Schneider es quien más profundamente ha reflexionado sobre cómo se ligan la formación y lo que las empresas producen. En su libro El capitalismo jerárquico en Latinoamérica, sostiene que este tipo de capitalismo, del que Chile es un ejemplo clásico, “no ha producido buenos trabajos, ni desarrollo equitativo y probablemente no los pueda producir por sí mismo”. Y un asunto grave es que la falta de buenos empleos puede llevar a caer en lo que él llama “la trampa de las bajas habilidades”: viendo que la generación que se preparó y se endeudó no obtiene buenos empleos y remuneraciones, la siguiente generación puede decidir no preparase, con lo que salir de las materias primas se volverá más difícil.

Dado lo anterior, a Aldo Madariaga le parece un grave error poner el acento solo en la capacitación de los trabajadores: “si no tienes empleos en los que ocupar a esos obreros, las habilidades que ellos obtengan, se van a devaluar. El ‘desarrollo de competencias’ sin política industrial termina haciendo que los obreros mejor calificados trabajen en actividades que no necesitan ese tipo de calificación”. La formación se transforma así, en acumular diplomas para mantenerse más o menos en los mismos puestos. Y el esfuerzo no retribuido genera una gran frustración.
-Educación y política industrial no pueden ir disociadas -remarca Madariaga.
Agrega que, en el caso chileno, la política industrial siempre ha parecido difícil de justificar porque hay muchas carencias sociales: “poner muchos recursos en la transformación de un sector industrial compite siempre con la necesidad de gastar en pensiones o en educación”. Sin embargo, la experiencia indica que si esas nuevas empresas tienen éxito “pueden generar un retorno tremendo al crear puestos de trabajo de alta calificación haciendo que la inversión en educación que han hecho las familias y el Estado tenga un destino”.

Desde esta perspectiva, las políticas desplegadas por Chile para llegar al desarrollo, cojean. El economista Ha-Joon Chang advirtió hace un tiempo en CIPER: “Si Chile no tiene una estrategia para crear trabajos donde estas personas mejor educadas puedan desplegar sus habilidades, la enorme inversión que ustedes han hecho se va a perder”.

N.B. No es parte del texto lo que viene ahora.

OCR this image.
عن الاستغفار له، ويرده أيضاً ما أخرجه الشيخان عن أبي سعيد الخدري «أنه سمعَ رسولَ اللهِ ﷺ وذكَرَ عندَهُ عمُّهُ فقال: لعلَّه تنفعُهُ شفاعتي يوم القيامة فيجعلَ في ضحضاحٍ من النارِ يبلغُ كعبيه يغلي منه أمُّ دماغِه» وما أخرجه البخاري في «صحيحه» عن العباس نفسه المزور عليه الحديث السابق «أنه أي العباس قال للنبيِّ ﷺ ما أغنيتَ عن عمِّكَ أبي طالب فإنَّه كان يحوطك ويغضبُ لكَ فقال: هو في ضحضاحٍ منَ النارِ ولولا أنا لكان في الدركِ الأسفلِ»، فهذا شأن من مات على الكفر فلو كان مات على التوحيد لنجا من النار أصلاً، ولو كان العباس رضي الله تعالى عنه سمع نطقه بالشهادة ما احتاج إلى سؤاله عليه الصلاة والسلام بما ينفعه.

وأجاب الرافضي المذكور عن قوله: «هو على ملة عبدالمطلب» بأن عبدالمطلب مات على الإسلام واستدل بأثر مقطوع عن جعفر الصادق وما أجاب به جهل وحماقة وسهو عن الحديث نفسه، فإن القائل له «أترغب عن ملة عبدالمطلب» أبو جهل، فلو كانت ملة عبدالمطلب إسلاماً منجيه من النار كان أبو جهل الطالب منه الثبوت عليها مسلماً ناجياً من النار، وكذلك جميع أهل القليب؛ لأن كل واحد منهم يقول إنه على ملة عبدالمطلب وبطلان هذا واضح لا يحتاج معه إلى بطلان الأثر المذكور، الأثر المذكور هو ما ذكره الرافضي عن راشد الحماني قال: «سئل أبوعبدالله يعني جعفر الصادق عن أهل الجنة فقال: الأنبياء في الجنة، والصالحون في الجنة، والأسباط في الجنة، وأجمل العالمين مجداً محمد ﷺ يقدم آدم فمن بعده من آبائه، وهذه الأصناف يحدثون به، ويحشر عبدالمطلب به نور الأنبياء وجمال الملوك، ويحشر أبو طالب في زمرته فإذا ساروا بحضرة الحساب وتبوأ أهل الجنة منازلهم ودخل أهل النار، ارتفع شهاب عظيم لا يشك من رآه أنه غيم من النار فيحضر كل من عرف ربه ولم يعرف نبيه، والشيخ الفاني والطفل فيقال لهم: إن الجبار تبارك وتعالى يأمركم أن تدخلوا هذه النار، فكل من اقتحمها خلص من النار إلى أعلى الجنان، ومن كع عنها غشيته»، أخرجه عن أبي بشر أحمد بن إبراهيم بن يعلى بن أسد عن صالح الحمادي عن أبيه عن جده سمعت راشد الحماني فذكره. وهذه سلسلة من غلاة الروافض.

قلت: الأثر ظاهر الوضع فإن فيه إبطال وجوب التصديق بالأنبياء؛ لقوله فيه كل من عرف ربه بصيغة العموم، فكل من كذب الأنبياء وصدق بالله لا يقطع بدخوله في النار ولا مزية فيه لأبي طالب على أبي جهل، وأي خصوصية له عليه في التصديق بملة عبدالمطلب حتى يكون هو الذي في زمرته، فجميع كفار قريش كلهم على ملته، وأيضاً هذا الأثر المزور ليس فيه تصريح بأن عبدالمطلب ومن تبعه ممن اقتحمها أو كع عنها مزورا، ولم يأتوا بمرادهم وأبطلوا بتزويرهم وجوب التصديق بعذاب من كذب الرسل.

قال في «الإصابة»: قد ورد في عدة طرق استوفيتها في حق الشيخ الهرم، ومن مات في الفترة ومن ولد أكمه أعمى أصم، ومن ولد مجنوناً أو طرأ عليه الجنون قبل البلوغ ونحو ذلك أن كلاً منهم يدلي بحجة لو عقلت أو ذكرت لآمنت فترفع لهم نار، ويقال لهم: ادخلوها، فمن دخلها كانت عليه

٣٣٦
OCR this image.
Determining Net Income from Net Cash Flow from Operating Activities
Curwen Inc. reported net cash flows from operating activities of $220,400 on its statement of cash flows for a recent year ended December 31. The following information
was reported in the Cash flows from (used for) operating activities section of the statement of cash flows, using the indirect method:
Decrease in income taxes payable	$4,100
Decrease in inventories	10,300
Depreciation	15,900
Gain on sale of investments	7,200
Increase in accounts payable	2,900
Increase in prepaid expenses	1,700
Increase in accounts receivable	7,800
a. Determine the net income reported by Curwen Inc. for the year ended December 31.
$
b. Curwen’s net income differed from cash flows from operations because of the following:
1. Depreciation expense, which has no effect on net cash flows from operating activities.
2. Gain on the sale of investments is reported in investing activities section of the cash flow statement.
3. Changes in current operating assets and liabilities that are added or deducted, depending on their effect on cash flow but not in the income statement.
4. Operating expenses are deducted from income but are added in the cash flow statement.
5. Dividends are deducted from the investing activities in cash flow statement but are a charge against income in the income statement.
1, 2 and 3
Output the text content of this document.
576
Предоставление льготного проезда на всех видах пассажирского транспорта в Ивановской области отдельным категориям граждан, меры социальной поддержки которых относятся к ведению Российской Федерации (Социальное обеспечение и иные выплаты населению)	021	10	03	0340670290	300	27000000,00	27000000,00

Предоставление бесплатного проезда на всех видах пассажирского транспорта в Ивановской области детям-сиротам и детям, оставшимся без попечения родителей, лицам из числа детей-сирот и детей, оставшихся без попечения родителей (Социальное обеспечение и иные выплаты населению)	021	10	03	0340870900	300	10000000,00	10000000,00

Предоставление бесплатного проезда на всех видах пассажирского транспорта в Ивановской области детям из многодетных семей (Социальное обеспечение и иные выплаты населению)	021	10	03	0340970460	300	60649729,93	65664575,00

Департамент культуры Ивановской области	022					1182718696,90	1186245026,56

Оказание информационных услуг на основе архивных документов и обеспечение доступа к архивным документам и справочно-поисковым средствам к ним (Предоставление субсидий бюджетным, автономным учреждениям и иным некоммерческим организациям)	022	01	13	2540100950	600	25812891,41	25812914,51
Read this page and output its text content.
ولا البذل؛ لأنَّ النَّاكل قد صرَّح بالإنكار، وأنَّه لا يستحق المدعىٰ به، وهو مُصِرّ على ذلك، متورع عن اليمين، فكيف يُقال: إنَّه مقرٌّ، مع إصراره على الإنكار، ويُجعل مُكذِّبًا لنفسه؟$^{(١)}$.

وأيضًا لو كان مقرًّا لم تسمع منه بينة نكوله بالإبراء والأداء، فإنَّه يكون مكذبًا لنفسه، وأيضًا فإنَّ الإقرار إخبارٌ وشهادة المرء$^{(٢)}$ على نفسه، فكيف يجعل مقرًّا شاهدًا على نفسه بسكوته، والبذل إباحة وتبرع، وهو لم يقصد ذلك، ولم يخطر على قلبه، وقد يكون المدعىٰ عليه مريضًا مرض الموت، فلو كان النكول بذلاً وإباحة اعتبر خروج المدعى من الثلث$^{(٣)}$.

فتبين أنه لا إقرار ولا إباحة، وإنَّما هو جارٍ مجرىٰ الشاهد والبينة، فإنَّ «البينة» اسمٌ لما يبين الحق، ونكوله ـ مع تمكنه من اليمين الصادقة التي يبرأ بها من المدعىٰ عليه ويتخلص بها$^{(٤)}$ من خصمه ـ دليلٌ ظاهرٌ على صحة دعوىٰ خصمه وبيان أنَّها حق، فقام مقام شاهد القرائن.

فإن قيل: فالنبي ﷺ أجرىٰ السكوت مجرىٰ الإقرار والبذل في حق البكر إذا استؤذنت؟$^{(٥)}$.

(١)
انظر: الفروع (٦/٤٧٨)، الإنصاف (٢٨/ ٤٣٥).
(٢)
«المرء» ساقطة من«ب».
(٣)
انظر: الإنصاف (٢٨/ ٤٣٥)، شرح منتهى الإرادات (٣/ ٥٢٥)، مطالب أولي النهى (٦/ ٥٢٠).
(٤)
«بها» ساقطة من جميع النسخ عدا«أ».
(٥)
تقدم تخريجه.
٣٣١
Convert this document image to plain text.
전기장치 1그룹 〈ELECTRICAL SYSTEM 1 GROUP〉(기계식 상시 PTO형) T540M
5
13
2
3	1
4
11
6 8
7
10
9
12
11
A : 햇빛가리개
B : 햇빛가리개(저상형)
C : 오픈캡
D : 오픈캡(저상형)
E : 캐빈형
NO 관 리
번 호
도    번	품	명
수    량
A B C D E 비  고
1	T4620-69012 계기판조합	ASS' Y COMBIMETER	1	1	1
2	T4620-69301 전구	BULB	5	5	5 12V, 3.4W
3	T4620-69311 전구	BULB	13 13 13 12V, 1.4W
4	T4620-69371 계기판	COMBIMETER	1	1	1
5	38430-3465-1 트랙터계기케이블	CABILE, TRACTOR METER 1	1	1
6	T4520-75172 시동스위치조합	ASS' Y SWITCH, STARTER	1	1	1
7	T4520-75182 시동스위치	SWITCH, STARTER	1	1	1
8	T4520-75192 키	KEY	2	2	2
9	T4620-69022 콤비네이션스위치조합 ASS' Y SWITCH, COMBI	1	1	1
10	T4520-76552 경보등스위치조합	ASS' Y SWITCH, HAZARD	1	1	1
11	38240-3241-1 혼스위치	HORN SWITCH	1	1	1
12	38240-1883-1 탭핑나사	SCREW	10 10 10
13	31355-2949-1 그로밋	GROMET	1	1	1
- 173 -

¿Confía Usted en los Matte?

Parece evidente que aunque la élite no las quiera, las políticas industriales pueden ser beneficiosas para la mayoría. Sin embargo, implican algo difícil de resolver: son las empresas más grandes --por su capital y su conocimiento de los mercados-- las que están en mejor posición para dar el salto productivo. De hecho, Schneider, usa en su libro a la Papelera (CMPC, la industria símbolo del Grupo Matte), para sintetizar las dificultades que tiene el salto productivo. Schneider se pregunta por qué la Papelera no es Nokia (la empresa forestal finlandesa que, con aportes públicos, se reconvirtió exitosamente a las comunicaciones).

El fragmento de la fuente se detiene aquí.